Kyo-yasai are vegetables cultivated in Kyoto since the Edo period or earlier. Most of these came originally from China or Korea (Japan has very few indigenous vegetables, mainly mioga (a sort of ginger) and seri (dropworth). The rest was introduced from the Asian mainland between the fifth and twelfth centuries and afterward “domesticated” in Japan. These vegetables are distinct from the “Western vegetables” as lettuce, broccoli etc., introduced since the late 19th century.
Kyo no dento yasai
A list of 41 vegetables established by Kyoto Prefecture in 1987 to “brand” traditional Kyoto vegetables and stimulate their production (which had decreased because of urbanization). Compared with other vegetables, kyo-yasai are a bit sweeter and have attractive colors and often interesting shapes.

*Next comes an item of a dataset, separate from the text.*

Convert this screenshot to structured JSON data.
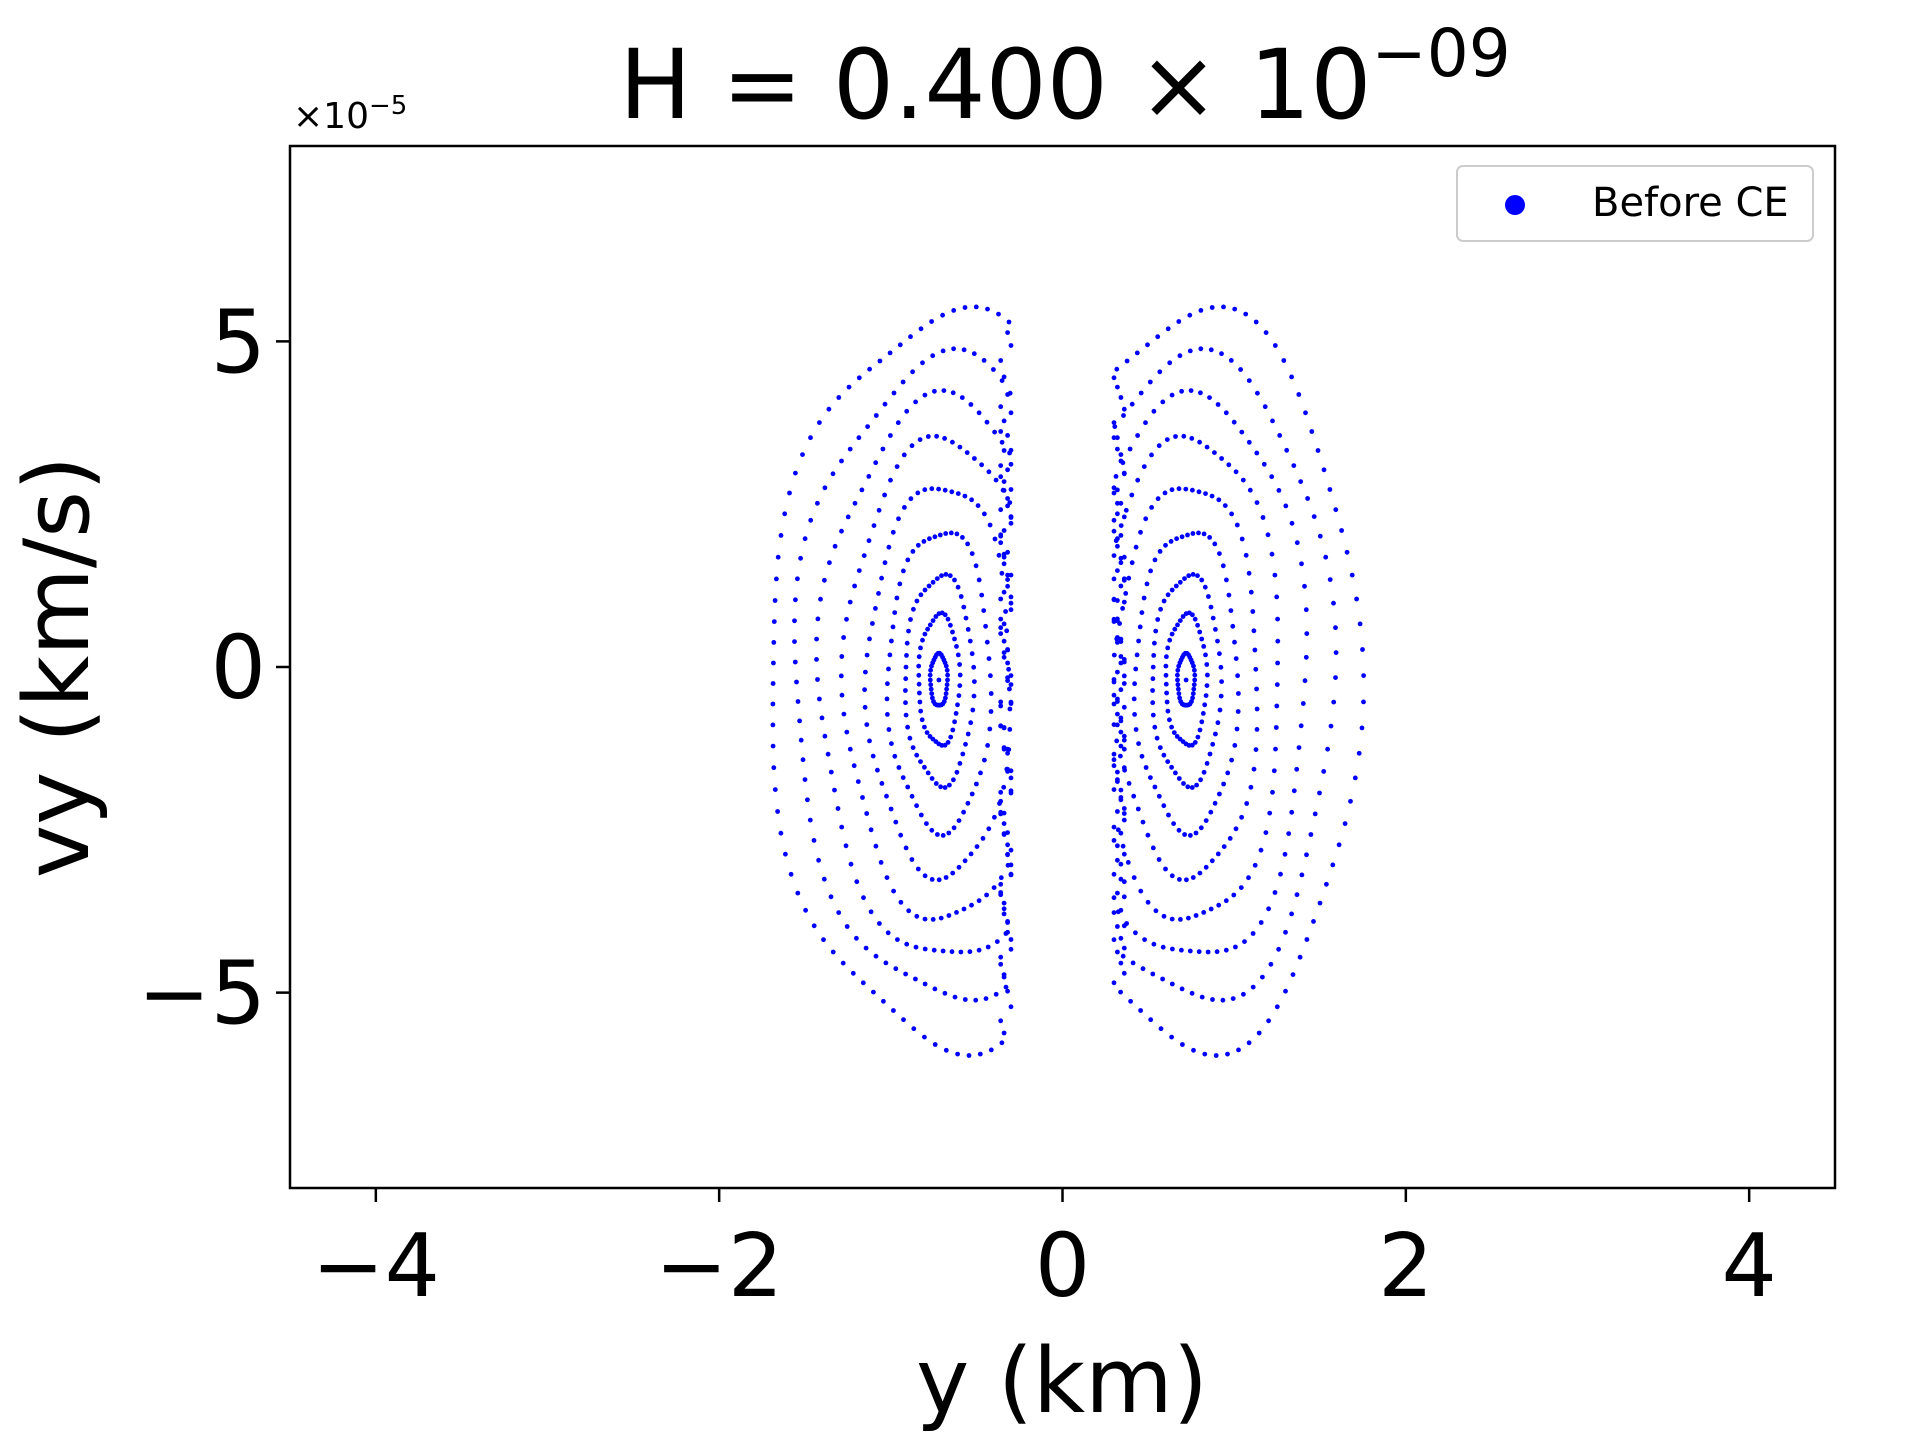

Vegetables in the Kyoto cuisine
Kyoto is located in a mountain basin, so the cuisine was centered on vegetables rather than seafood (fresh seafood was not a all available, fish was eaten only in preserved form, salted or dried). Kyoto was also a center of Buddhism, which ideologically stimulated the development of a vegetarian cuisine. Water was abundant in the Kyoto basin, from the Kamo, Katsura and Takano rivers, and the earth was fertile thanks to the nutrients these same rivers carried along. Kyoto has a good climate for growing vegetables, with ample rain fall and generally mild temperatures - the cold winters help enhance the sweetness of vegetables and are ideal for growing field vegetables as leeks. As the national capital and home to an exquisite court culture, there also existed a strong stimulus to develop these vegetables into tasty and colorful varieties.
Place in Japanese cuisine
Japanese cuisine is historically divided into four types: Daikyo Ryori (banquet cuisine of the Heian nobility), Honzen Ryori (food of the samurai class), Shojin Ryori (vegetarian cuisine of Buddhist temples) and Kaiseiki Ryori (the meal taken during the tea ceremony). Except for the second one, all of these are intimately connected with Kyoto and the third one is wholly vegetarian (the last one nearly so). Kaiseiki Ryori has become the basis for modern Japanese cuisine as served in expensive ryotei, in Kyoto and elsewhere.
Pickles (tsukemono)
There are many varieties of Kyoto-style pickled vegetables, such as senmai-zuke (thin slices from the large, round Shogoin turnip), shiba-zuke (from Kamo eggplant) and suguki-zuke (from sugukina turnips).
Obanzai
The name for the simple but tasty vegetable dishes used in Kyoto home cooking – these are also often based on Kyoto vegetables bought in the local market.
Furiuri
The still existing habit of farmers from near Kyoto to sell that morning's harvest directly to customers in the city by making regular rounds of neighborhoods with carts or light trucks.